Online food sales skyrocketed year over year — up 105%, mostly driven by higher partnership sales.
According to Metro President and CEO Eric La Fleche, private label penetration reached new heights and the MOI loyalty program now stands at 2.5 million members, which is double the size of Metro&Moi. Metro also opened a 600,000 square-foot automated fresh and frozen distribution center in Terrebonne, Quebec, in October.
“The ramp up of operations is on track with our plan and the guidance given in November,” said La Fleche. “We are confident that our sustained investments in the modernization of our supply chain and our retail networks will continue to create long-term value for our shareholders.”
Net earnings were down slightly year over year — 1.1% at $228.5 million — and adjusted net earnings also dropped 1.1% at $235 million.
Gross margin for the first quarter was the same as the first quarter of 2023 at 19.6%.
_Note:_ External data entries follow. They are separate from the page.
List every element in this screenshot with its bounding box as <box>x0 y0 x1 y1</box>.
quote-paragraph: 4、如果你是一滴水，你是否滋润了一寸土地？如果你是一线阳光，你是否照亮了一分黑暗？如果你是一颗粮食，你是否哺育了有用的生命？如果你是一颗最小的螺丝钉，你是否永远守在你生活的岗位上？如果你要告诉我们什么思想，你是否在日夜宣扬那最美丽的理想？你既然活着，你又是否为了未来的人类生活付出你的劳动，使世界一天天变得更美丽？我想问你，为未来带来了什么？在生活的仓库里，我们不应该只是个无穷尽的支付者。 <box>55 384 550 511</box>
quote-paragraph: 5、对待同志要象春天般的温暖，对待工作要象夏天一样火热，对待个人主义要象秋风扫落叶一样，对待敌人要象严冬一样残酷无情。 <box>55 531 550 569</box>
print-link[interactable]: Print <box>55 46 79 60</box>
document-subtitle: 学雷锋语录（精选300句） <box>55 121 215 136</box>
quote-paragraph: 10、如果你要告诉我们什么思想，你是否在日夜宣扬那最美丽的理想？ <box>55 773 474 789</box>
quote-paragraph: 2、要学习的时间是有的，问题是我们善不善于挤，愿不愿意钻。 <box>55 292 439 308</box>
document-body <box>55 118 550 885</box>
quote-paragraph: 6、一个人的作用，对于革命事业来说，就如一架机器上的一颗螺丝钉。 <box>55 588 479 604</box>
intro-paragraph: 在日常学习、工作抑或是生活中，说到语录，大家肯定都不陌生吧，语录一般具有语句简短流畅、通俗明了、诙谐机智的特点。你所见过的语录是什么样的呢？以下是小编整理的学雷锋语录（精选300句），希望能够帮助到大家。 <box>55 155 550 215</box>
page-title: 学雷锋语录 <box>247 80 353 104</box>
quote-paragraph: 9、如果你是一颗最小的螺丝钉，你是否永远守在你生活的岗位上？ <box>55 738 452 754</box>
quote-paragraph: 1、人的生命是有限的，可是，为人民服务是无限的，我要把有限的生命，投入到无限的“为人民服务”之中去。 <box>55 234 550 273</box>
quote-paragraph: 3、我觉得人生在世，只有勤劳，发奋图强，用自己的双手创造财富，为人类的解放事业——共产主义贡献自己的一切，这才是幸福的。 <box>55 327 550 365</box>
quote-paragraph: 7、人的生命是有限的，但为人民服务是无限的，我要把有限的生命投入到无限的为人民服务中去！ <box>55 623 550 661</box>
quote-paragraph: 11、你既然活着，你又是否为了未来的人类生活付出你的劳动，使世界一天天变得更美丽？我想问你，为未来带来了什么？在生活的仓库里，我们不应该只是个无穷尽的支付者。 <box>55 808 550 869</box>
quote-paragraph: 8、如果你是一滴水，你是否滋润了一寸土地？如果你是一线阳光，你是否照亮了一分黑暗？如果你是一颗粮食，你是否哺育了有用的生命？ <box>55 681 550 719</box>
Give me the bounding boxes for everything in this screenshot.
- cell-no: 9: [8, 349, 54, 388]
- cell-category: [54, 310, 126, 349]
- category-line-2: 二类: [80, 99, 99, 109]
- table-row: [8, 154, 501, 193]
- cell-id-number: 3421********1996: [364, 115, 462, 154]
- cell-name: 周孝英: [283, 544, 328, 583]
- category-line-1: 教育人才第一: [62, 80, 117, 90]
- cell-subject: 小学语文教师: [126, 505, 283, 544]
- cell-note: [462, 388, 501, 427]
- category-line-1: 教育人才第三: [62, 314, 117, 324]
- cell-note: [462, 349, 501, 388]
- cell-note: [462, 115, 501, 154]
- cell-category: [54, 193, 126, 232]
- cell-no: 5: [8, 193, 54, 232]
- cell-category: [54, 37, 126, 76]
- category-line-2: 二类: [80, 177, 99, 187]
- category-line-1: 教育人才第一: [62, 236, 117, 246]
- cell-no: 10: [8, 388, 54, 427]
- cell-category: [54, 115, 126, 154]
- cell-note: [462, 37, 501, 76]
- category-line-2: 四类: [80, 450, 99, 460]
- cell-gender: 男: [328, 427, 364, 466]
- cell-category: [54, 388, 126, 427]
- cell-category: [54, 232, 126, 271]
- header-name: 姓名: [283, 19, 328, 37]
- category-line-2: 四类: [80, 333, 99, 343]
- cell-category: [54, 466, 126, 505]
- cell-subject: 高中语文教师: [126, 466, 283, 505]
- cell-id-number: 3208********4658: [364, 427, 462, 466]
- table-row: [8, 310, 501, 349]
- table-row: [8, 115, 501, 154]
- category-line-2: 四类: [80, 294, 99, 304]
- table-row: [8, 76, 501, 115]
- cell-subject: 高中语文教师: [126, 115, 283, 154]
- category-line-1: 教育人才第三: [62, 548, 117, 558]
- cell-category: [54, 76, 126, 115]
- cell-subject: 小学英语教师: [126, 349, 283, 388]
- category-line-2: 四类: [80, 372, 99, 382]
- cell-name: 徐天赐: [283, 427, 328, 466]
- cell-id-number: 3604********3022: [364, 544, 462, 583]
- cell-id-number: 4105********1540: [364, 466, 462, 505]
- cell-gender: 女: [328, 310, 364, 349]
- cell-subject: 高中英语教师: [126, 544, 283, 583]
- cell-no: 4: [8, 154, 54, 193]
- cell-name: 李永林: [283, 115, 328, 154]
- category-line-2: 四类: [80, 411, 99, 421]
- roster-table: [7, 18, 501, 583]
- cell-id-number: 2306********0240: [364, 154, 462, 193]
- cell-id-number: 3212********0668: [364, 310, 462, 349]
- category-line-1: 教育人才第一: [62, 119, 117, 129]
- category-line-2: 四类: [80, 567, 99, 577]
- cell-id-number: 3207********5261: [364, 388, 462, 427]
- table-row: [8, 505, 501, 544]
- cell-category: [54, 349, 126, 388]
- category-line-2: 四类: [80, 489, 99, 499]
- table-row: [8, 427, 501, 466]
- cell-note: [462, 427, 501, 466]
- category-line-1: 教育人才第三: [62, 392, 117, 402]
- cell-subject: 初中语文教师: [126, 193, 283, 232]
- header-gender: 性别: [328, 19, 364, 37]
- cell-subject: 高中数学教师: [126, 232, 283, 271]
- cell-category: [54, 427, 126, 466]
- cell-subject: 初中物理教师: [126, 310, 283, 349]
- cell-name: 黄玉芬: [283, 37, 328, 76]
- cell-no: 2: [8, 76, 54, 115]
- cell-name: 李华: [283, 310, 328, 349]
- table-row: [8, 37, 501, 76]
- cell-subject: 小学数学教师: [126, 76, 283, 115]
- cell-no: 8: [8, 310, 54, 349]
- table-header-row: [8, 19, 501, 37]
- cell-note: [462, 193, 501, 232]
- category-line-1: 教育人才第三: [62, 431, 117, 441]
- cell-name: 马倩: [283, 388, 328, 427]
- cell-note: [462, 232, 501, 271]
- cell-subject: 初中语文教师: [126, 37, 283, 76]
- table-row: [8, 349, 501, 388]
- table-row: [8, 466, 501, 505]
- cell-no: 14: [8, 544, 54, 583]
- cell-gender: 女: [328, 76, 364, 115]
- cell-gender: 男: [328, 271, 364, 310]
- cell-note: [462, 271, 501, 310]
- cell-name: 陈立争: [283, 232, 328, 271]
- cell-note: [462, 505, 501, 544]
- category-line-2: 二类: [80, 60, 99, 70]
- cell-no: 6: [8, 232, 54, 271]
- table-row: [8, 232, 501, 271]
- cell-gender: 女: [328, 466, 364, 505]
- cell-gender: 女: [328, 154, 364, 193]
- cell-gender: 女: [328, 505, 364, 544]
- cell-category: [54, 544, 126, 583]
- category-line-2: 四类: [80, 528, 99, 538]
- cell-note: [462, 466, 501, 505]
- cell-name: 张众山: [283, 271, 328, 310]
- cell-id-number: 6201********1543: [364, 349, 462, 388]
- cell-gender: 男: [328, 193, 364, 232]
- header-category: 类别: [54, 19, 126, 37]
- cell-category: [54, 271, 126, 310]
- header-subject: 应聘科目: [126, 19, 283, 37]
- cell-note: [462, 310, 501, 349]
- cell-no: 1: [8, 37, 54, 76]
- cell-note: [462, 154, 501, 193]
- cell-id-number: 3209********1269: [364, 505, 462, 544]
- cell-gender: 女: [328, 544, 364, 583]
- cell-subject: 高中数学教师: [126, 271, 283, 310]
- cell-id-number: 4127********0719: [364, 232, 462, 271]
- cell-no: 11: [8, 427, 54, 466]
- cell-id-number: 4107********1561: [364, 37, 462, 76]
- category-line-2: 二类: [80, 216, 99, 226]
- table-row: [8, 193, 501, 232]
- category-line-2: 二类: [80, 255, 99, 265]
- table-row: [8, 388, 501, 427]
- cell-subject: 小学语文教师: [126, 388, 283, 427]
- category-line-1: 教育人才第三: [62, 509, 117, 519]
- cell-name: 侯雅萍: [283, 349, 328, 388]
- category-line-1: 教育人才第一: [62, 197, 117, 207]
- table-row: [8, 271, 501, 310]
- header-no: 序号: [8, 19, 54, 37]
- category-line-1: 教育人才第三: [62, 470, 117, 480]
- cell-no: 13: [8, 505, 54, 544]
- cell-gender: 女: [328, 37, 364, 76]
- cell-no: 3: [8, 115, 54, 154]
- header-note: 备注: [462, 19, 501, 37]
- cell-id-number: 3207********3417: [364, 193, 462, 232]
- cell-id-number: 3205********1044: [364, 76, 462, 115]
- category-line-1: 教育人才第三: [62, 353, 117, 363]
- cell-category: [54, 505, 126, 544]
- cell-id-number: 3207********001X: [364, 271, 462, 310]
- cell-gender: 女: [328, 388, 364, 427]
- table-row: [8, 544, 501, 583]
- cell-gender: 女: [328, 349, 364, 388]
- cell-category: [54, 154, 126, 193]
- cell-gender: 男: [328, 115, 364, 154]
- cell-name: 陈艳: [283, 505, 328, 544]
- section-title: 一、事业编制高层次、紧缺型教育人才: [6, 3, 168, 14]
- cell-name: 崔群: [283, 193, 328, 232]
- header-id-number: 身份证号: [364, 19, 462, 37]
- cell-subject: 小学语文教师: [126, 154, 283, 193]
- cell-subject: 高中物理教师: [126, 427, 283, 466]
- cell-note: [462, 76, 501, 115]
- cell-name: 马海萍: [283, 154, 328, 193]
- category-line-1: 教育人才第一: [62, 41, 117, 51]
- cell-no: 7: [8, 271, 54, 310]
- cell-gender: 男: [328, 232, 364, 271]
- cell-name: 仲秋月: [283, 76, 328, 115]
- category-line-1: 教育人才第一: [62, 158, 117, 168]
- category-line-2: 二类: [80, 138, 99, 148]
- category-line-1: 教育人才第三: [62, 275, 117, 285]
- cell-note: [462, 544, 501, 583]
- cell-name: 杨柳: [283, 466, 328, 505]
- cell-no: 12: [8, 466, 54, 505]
For the entire fiscal year, Metro is projecting an annual growth target range of 8% to 10% versus FY 2023. The automated distribution center in Terrebonne and the launch of the final phase of an automated fresh produce plant in Toronto will drag operating income before depreciation and amortization a bit over the remaining months. Metro is looking at operating income to grow less than 2% year over year and adjusted net earnings per share to be flat or down 10 cents.